We’re meeting in a location frequented by the narrator of the novel and it’s irresistibly tempting to cherry pick other parallels between the author’s own life and events in the novel. Chhimi also doesn’t make the blurring between fact and faction any easier by irreverently transposing flesh and blood people to paper and ink. A well-known event planner, lawyer and the daughter of a leading lifestyle store owner make cameo appearances in the novel while shades of Thilak’s character were partly influenced by real-life scenarios.

Chuckling, he insists that while the story is most definitely not autobiographical he tends to write about things he is familiar with. “One of the dangers of writing comedy is that you can get carried away and that’s why I stuck to characters I knew,” says Chhimi who anchors elements of his novel to reality. The descriptions of a character’s battle with cancer, for instance, were rooted in Chhimi’s own experiences of watching his father combat the disease. Thilak, he assures us, couldn’t be further away from his own father-in-law who is very quiet and very nice.

Graduating from the casual writing of his early years, he slowly began flexing his fiction muscles about five years ago and it’s been a process of learning and unlearning ever since. For Chhimi, writing is a quick process (“I write fast without thinking too much about it”) while it is the re-reading, editing and rewriting which can then make or break the piece. Seeking the services of a literary consultant as well as peer review sites also provided outside perspectives which helped in sharpening the book and cushioning the initial trepidation of putting one’s work out into the public domain.
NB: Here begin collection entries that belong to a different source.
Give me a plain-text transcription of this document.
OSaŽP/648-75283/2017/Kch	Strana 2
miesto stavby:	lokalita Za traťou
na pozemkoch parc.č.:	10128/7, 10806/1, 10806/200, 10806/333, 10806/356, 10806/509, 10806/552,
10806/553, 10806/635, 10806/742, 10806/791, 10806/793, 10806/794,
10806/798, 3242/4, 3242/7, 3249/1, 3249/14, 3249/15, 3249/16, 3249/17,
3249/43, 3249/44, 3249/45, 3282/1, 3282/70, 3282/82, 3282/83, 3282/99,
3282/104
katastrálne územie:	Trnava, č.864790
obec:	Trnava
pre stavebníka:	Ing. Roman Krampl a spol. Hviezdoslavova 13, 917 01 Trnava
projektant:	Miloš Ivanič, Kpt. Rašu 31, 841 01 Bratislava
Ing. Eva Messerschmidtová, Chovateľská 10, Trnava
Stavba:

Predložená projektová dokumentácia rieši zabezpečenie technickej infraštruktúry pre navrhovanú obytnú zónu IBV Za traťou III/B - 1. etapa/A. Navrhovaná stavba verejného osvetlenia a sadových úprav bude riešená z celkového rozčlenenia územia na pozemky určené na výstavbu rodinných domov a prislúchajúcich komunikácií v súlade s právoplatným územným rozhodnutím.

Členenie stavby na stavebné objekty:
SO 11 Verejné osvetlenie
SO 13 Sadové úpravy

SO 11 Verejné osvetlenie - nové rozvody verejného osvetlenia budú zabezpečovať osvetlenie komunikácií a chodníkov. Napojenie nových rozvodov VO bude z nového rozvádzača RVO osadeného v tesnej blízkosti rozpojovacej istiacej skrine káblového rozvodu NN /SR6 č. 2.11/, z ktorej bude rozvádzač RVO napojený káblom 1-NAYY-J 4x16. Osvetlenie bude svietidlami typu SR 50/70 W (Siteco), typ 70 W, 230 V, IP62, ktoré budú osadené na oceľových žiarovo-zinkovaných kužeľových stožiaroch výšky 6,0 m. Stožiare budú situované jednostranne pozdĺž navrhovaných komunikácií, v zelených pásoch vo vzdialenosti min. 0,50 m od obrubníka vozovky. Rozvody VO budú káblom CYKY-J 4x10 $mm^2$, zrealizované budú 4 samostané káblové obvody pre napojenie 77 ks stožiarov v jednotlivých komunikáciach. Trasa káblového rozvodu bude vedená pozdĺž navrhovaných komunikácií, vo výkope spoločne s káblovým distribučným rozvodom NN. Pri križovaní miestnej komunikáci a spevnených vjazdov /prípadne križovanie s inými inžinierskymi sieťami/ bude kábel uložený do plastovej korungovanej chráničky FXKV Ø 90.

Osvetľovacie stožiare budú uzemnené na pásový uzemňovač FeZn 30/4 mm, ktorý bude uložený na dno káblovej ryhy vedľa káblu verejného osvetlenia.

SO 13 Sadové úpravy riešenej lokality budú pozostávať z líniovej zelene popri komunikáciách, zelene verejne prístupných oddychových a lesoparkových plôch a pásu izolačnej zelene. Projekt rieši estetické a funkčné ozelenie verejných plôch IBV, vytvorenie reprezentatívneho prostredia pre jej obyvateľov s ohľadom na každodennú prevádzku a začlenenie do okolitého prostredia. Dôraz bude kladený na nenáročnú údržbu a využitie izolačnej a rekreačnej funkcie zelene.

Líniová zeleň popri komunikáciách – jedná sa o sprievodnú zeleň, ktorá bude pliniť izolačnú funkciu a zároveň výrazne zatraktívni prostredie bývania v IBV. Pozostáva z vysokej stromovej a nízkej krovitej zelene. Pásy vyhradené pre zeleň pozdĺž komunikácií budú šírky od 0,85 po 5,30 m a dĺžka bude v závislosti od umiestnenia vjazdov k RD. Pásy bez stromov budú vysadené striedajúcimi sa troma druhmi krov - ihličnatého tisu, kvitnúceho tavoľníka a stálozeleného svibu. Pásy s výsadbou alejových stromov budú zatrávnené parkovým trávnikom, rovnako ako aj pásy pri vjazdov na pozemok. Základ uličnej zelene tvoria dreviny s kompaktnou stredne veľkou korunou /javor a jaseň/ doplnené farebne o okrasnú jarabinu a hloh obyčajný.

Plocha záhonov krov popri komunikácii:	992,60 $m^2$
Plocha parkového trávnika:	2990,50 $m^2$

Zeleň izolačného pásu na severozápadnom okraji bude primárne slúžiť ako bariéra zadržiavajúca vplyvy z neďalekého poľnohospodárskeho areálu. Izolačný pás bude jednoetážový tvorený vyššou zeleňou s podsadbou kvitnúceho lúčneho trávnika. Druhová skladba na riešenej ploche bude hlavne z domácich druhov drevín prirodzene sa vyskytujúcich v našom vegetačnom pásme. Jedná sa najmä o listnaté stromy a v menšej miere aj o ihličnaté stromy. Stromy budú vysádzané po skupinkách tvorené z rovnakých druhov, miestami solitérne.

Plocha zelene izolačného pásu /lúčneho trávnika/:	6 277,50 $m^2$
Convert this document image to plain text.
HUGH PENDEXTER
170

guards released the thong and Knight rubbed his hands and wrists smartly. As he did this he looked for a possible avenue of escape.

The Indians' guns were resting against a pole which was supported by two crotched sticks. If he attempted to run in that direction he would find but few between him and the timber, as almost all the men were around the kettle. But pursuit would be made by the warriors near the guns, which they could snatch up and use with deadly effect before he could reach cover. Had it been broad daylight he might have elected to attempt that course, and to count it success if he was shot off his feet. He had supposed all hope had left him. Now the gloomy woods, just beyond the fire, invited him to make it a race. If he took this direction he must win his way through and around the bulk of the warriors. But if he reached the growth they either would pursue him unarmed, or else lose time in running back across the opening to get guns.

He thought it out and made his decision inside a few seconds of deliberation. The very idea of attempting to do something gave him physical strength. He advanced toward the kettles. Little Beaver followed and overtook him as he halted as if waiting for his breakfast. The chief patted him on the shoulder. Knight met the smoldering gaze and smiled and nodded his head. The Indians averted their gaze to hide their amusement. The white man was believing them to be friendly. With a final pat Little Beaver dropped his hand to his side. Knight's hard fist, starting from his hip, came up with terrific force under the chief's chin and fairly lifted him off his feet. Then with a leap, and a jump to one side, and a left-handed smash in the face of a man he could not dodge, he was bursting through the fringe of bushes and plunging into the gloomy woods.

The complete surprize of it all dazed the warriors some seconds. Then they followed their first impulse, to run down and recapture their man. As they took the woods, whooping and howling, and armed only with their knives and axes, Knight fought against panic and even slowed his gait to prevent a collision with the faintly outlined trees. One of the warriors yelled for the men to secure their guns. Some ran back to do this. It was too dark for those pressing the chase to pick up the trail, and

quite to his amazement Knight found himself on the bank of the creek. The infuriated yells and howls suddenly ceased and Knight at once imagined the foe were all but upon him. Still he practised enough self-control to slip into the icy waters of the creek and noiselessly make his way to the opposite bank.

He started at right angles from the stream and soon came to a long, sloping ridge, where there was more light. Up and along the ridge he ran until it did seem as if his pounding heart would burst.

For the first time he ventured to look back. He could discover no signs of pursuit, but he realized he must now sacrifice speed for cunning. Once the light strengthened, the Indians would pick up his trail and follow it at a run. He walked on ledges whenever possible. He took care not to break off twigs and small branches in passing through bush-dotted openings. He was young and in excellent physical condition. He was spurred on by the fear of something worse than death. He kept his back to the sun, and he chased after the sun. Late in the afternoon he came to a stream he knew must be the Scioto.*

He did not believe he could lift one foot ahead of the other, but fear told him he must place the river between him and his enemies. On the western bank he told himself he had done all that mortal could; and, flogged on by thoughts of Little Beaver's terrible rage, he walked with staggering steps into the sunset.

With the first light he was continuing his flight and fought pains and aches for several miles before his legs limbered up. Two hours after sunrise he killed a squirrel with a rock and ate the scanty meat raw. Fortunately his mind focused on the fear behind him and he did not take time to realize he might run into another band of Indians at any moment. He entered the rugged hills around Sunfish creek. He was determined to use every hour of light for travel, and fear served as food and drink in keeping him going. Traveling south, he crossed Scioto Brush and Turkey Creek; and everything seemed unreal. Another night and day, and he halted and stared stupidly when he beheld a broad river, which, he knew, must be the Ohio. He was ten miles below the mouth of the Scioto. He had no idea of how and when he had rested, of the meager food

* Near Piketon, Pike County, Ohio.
Sites such as http://www.youwriteon.com/ for instance, allow writers to upload sections of their work for fellow writers to review. Explains Chhimi, “There’s a chart at the end of the month and if you get in the top five, a publisher has a look at it just to give you some suggestions. So I did that once and got in the top five and was given feedback.” He adds that one of the harder parts of writing a book was probably the daunting task of putting one’s work out into the world.

The Amazing Racist is available at Vijitha Yapa Bookshop, Trunk – Cinnamon Grand, Odel, Barefoot and takas.lk. Chhimi Tenduf-La will be available for book signings at Barefoot, Colombo on Saturday, February 7 from 11 a.m – 5 p.m.